To get pairwise comparisons among these, you can use pairwise_survdiff. I went ahead and added a chunk in there so you can pull and see.

jharenza commented 2 years ago

@jharenza thanks for working on this!!

Had a look about the missing level. It's "there"! For the cox regression, it's the reference category. So, every coefficient can be interpreted as relative to the reference.

# Whatever is first is, by default, the reference! Or, you can change the factor levels
levels(factor(metadata$molecular_subtype))
[1] "DMG, H3 K28"                 "DMG, H3 K28, TP53 activated" "DMG, H3 K28, TP53 loss"     
[4] "HGG, H3 wildtype"            "HGG, H3 wildtype, TP53 loss"

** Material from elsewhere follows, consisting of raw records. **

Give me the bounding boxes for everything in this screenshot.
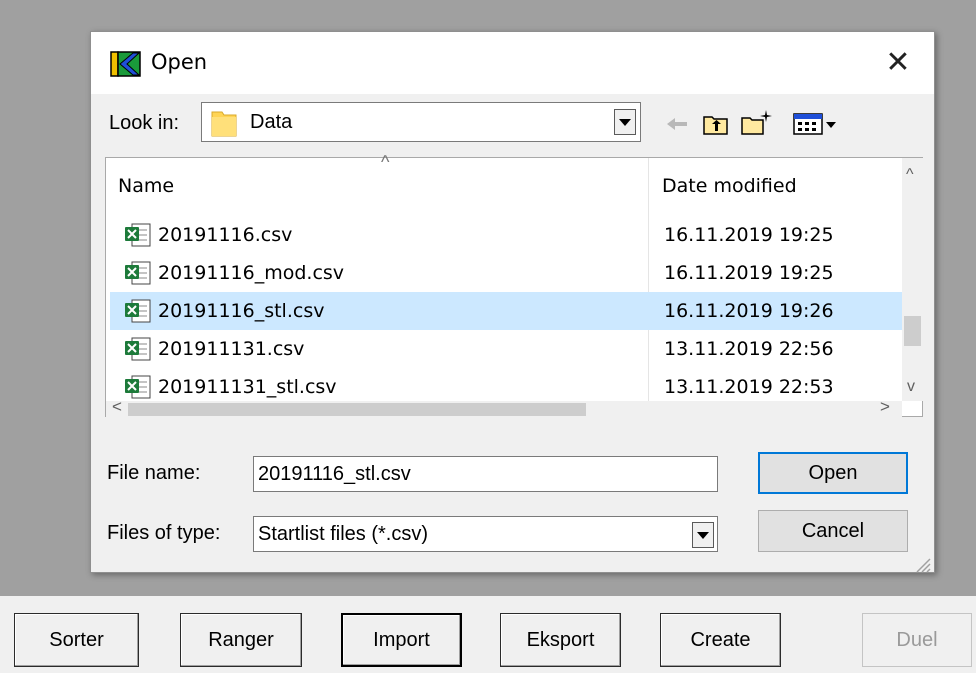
chevron-down-icon[interactable] [614, 109, 636, 135]
ranger-button[interactable]: Ranger [180, 613, 302, 667]
vertical-scroll-thumb[interactable] [904, 316, 921, 346]
dialog-titlebar[interactable]: Open ✕ [91, 32, 934, 94]
horizontal-scroll-thumb[interactable] [128, 403, 586, 416]
dialog-title: Open [151, 50, 208, 74]
file-name-label: File name: [107, 462, 201, 484]
open-dialog: Open ✕ Look in: Data Name ^ Date modifie… [90, 31, 935, 573]
file-date-modified: 13.11.2019 22:53 [664, 376, 834, 398]
create-button[interactable]: Create [660, 613, 781, 667]
close-icon[interactable]: ✕ [878, 46, 918, 80]
horizontal-scrollbar[interactable]: < > [106, 397, 902, 417]
file-row[interactable]: 201911131.csv 13.11.2019 22:56 [110, 330, 902, 368]
file-name: 20191116_stl.csv [158, 300, 325, 322]
csv-file-icon [124, 222, 152, 248]
csv-file-icon [124, 298, 152, 324]
scroll-left-icon[interactable]: < [112, 397, 122, 417]
file-name-input[interactable]: 20191116_stl.csv [253, 456, 718, 492]
file-row[interactable]: 20191116.csv 16.11.2019 19:25 [110, 216, 902, 254]
scroll-up-icon[interactable]: ^ [906, 166, 914, 184]
eksport-button[interactable]: Eksport [500, 613, 621, 667]
file-type-value: Startlist files (*.csv) [258, 522, 429, 545]
file-row[interactable]: 20191116_mod.csv 16.11.2019 19:25 [110, 254, 902, 292]
column-header-date[interactable]: Date modified [662, 175, 797, 197]
file-type-label: Files of type: [107, 522, 221, 544]
list-header: Name ^ Date modified [106, 152, 902, 214]
csv-file-icon [124, 374, 152, 400]
scroll-down-icon[interactable]: v [907, 378, 915, 396]
duel-button: Duel [862, 613, 972, 667]
parent-button-bar [0, 596, 976, 673]
cancel-button[interactable]: Cancel [758, 510, 908, 552]
up-folder-icon[interactable] [703, 112, 729, 136]
import-button[interactable]: Import [341, 613, 462, 667]
file-type-dropdown[interactable]: Startlist files (*.csv) [253, 516, 718, 552]
sort-ascending-icon: ^ [381, 152, 390, 172]
look-in-value: Data [250, 111, 293, 133]
file-row[interactable]: 20191116_stl.csv 16.11.2019 19:26 [110, 292, 902, 330]
file-date-modified: 16.11.2019 19:26 [664, 300, 834, 322]
look-in-label: Look in: [109, 112, 180, 134]
file-name: 20191116_mod.csv [158, 262, 345, 284]
app-logo-icon [109, 49, 143, 79]
file-name: 20191116.csv [158, 224, 293, 246]
csv-file-icon [124, 260, 152, 286]
file-name: 201911131_stl.csv [158, 376, 337, 398]
sorter-button[interactable]: Sorter [14, 613, 139, 667]
chevron-down-icon[interactable] [692, 522, 714, 548]
back-arrow-icon[interactable] [665, 114, 689, 134]
new-folder-icon[interactable] [741, 108, 773, 136]
open-button[interactable]: Open [758, 452, 908, 494]
file-date-modified: 13.11.2019 22:56 [664, 338, 834, 360]
csv-file-icon [124, 336, 152, 362]
folder-icon [210, 108, 238, 138]
file-date-modified: 16.11.2019 19:25 [664, 262, 834, 284]
resize-grip-icon[interactable] [915, 556, 931, 573]
column-header-name[interactable]: Name [118, 175, 174, 197]
scroll-right-icon[interactable]: > [880, 397, 890, 417]
view-menu-icon[interactable] [793, 112, 839, 136]
vertical-scrollbar[interactable]: ^ v [902, 158, 923, 401]
file-date-modified: 16.11.2019 19:25 [664, 224, 834, 246]
file-list[interactable]: Name ^ Date modified 20191116.csv 16.11.2… [105, 152, 923, 417]
look-in-dropdown[interactable]: Data [201, 102, 641, 142]
file-name: 201911131.csv [158, 338, 305, 360]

To get pairwise comparisons among these, you can use pairwise_survdiff. I went ahead and added a chunk in there so you can pull and see.

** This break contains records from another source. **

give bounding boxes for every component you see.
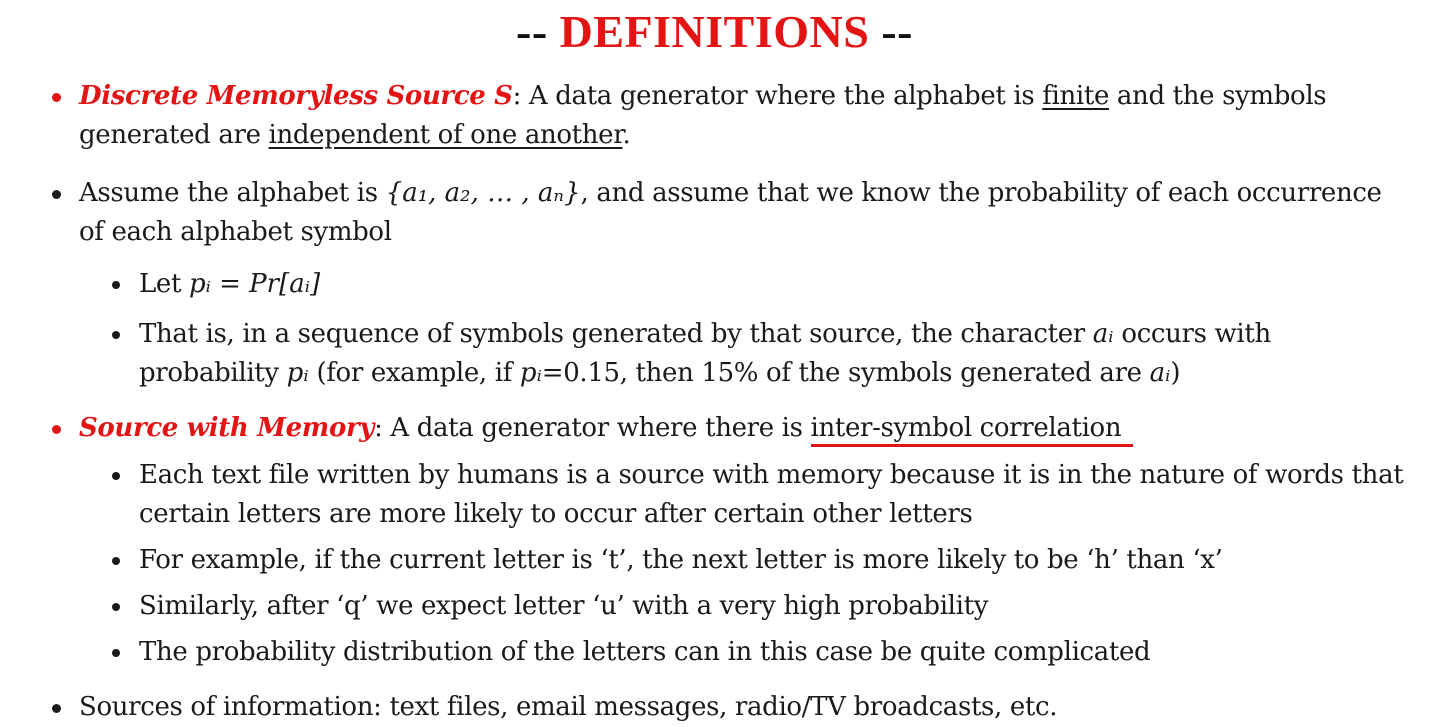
subbullet-example-q-u: Similarly, after ‘q’ we expect letter ‘u… — [112, 587, 1409, 626]
math-ai: aᵢ — [1092, 319, 1114, 349]
underlined-text: finite — [1042, 81, 1109, 111]
bullet-text: Sources of information: text files, emai… — [79, 692, 1058, 722]
bullet-text: The probability distribution of the lett… — [139, 637, 1151, 667]
term-source-with-memory: Source with Memory — [79, 413, 375, 443]
term-discrete-memoryless-source: Discrete Memoryless Source S — [79, 81, 513, 111]
subbullet-sequence-probability: That is, in a sequence of symbols genera… — [112, 315, 1409, 393]
bullet-text: . — [622, 120, 631, 150]
bullet-dot — [112, 472, 120, 480]
bullet-dot — [112, 281, 120, 289]
bullet-text: : A data generator where there is — [374, 413, 811, 443]
subbullet-example-t-h: For example, if the current letter is ‘t… — [112, 541, 1409, 580]
bullet-text: Each text file written by humans is a so… — [139, 460, 1404, 529]
bullet-dot — [52, 704, 61, 713]
bullet-dot — [52, 425, 61, 434]
math-pi-definition: pᵢ = Pr[aᵢ] — [188, 269, 321, 299]
math-alphabet-set: {a₁, a₂, … , aₙ} — [385, 178, 581, 208]
math-pi: pᵢ — [286, 358, 309, 388]
bullet-text: Let — [139, 269, 189, 299]
bullet-alphabet-assumption: Assume the alphabet is {a₁, a₂, … , aₙ},… — [52, 174, 1409, 252]
title-word: DEFINITIONS — [559, 6, 870, 57]
bullet-sources-of-information: Sources of information: text files, emai… — [52, 688, 1409, 727]
bullet-text: (for example, if — [308, 358, 520, 388]
red-underlined-text: inter-symbol correlation — [810, 409, 1133, 448]
bullet-dot — [52, 93, 61, 102]
underlined-text: independent of one another — [268, 120, 623, 150]
bullet-dot — [112, 557, 120, 565]
bullet-dot — [112, 649, 120, 657]
bullet-text: Assume the alphabet is — [79, 178, 386, 208]
subbullet-let-pi: Let pᵢ = Pr[aᵢ] — [112, 265, 1409, 304]
subbullet-text-files-memory: Each text file written by humans is a so… — [112, 456, 1409, 534]
bullet-discrete-memoryless-source: Discrete Memoryless Source S: A data gen… — [52, 77, 1409, 155]
title-dash-left: -- — [516, 6, 548, 57]
title-dash-right: -- — [881, 6, 913, 57]
bullet-text: For example, if the current letter is ‘t… — [139, 545, 1223, 575]
bullet-dot — [112, 331, 120, 339]
math-pi: pᵢ — [519, 358, 542, 388]
bullet-dot — [112, 603, 120, 611]
bullet-text: =0.15, then 15% of the symbols generated… — [541, 358, 1150, 388]
slide: -- DEFINITIONS -- Discrete Memoryless So… — [0, 0, 1429, 724]
bullet-text: Similarly, after ‘q’ we expect letter ‘u… — [139, 591, 989, 621]
subbullet-distribution-complicated: The probability distribution of the lett… — [112, 633, 1409, 672]
bullet-text: ) — [1170, 358, 1181, 388]
bullet-text: That is, in a sequence of symbols genera… — [139, 319, 1093, 349]
slide-title: -- DEFINITIONS -- — [0, 6, 1429, 58]
bullet-text: : A data generator where the alphabet is — [512, 81, 1043, 111]
bullet-dot — [52, 190, 61, 199]
math-ai: aᵢ — [1149, 358, 1171, 388]
bullet-source-with-memory: Source with Memory: A data generator whe… — [52, 409, 1409, 448]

Oh, this is perfect. Thank you!

jharenza commented 2 years ago

@sjspielman this is ready now, and this would be the panel H forest plot I was envisioning in number 2 here

jharenza commented 2 years ago

Just another two notes.

  1. I added some code to check for rna-only samples, since they were subtyped. But, they were all non- Initial CNS tumor, so they were not added.
  2. I didn't keep it in, but I did check making the reference HGG, H3 wildtype, and while almost everything is significant in the hazard plot (all K28 and TP53 subtypes), a weird thing was happening in which there was no reference plotted and HGG, H3 wildtype, even though it was the ref, it did not align with HR 1, and showed significance. No idea why, so I just removed this because the more useful comparisons are using H3 K28 as reference.
jharenza commented 2 years ago

@jaclyn-taroni thank you for helping with ungroup()!! @sjspielman this is ready for re-review

jharenza commented 2 years ago

Looks good! Noting to update based on this comment - set up a separate directory for the result files.

done!

sjspielman commented 2 years ago

I had approved this, but realized one additional change needs to be made - we also need to save the data that went into the KM model to make the figure for the paper. So, instead of exporting kap_fit$model to RDS, it now exports kat_fit to RDS.

This previously passed CI right before this update, and this additional line of code I added here was confirmed to run in Docker locally with a fresh environment. Therefore this is being merged before checks are complete.